May 2, 2012 – 5:06 pm

As Brazil and Australia join India and China, and for that matter the U.S. in monetary easing to spur their economies Europe becomes less of a worry. To be sure Europe is still in the news and that ongoing brutal crisis will cause volatility but it won’t stop the rest of the world from growing. The worry will cause stock markets to stutter but that is about it. That stutter will give those still out of the market an opportunity to get in for the next leg up.

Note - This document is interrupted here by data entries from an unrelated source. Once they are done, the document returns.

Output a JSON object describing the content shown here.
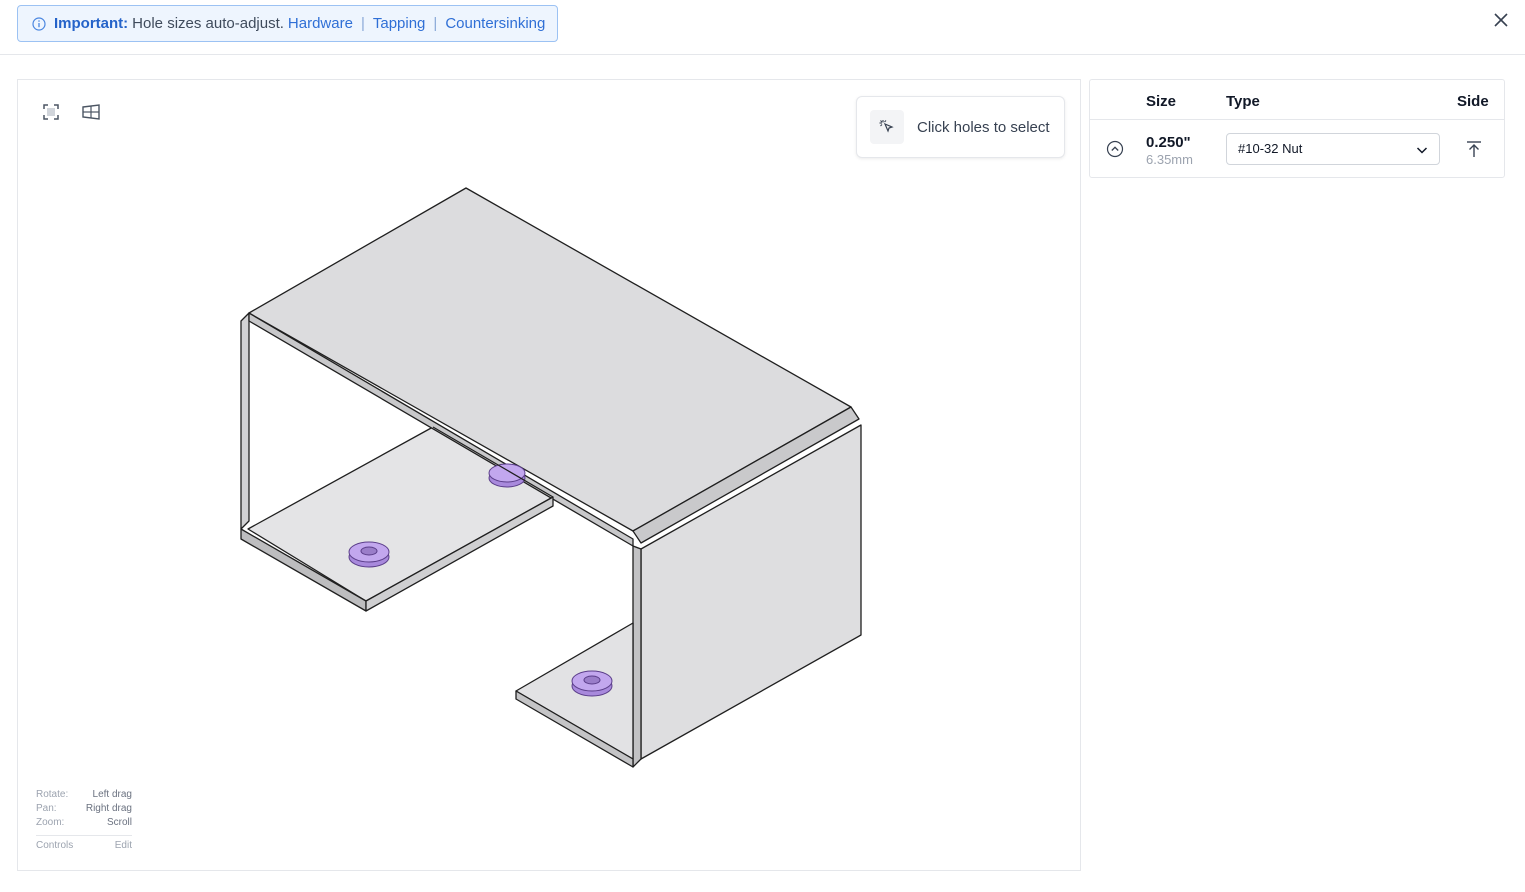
{
  "notice": {
    "label": "Important:",
    "message": "Hole sizes auto-adjust.",
    "links": [
      "Hardware",
      "Tapping",
      "Countersinking"
    ],
    "color": "#2f6fd6"
  },
  "viewer": {
    "hint": "Click holes to select",
    "controls": [
      {
        "label": "Rotate:",
        "value": "Left drag"
      },
      {
        "label": "Pan:",
        "value": "Right drag"
      },
      {
        "label": "Zoom:",
        "value": "Scroll"
      }
    ],
    "controls_title": "Controls",
    "controls_edit": "Edit",
    "hole_color": "#b89ae6"
  },
  "table": {
    "headers": {
      "size": "Size",
      "type": "Type",
      "side": "Side"
    },
    "rows": [
      {
        "size_in": "0.250\"",
        "size_mm": "6.35mm",
        "type": "#10-32 Nut"
      }
    ]
  },
  "icons": {
    "info": "info-icon",
    "close": "close-icon",
    "fit": "fit-view-icon",
    "perspective": "perspective-icon",
    "cursor": "cursor-click-icon",
    "expand": "chevron-up-circle-icon",
    "dropdown": "chevron-down-icon",
    "side": "arrow-up-to-line-icon"
  }
}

Elections in France and Greece this week will likely see weaker governments in control. The new governments will be reluctant if not downright resistant to implementing any more austerity controls. What that might mean for Greece is that they may leave the EU. That is not likely an option for France. It will mean higher interest rates for their debt, something neither country can afford. At the same time maybe the new governments will attempt some type of growth policies. The problem with that is that they can’t do it by offering cheap money. They do not control the Euro so they can’t print and inflate their way out of their problems. Therefore, what will result is confusion and fear which will push interest rates on their debt higher and that only adds to the problem.

Still, while the rest of the world is easing their monetary policies because they have room to do so, the world economy is not in jeopardy of shrinking into recession, but the economies are not robust either. Maybe that will change when Europe regains its footing but then again there is no telling when that might happen.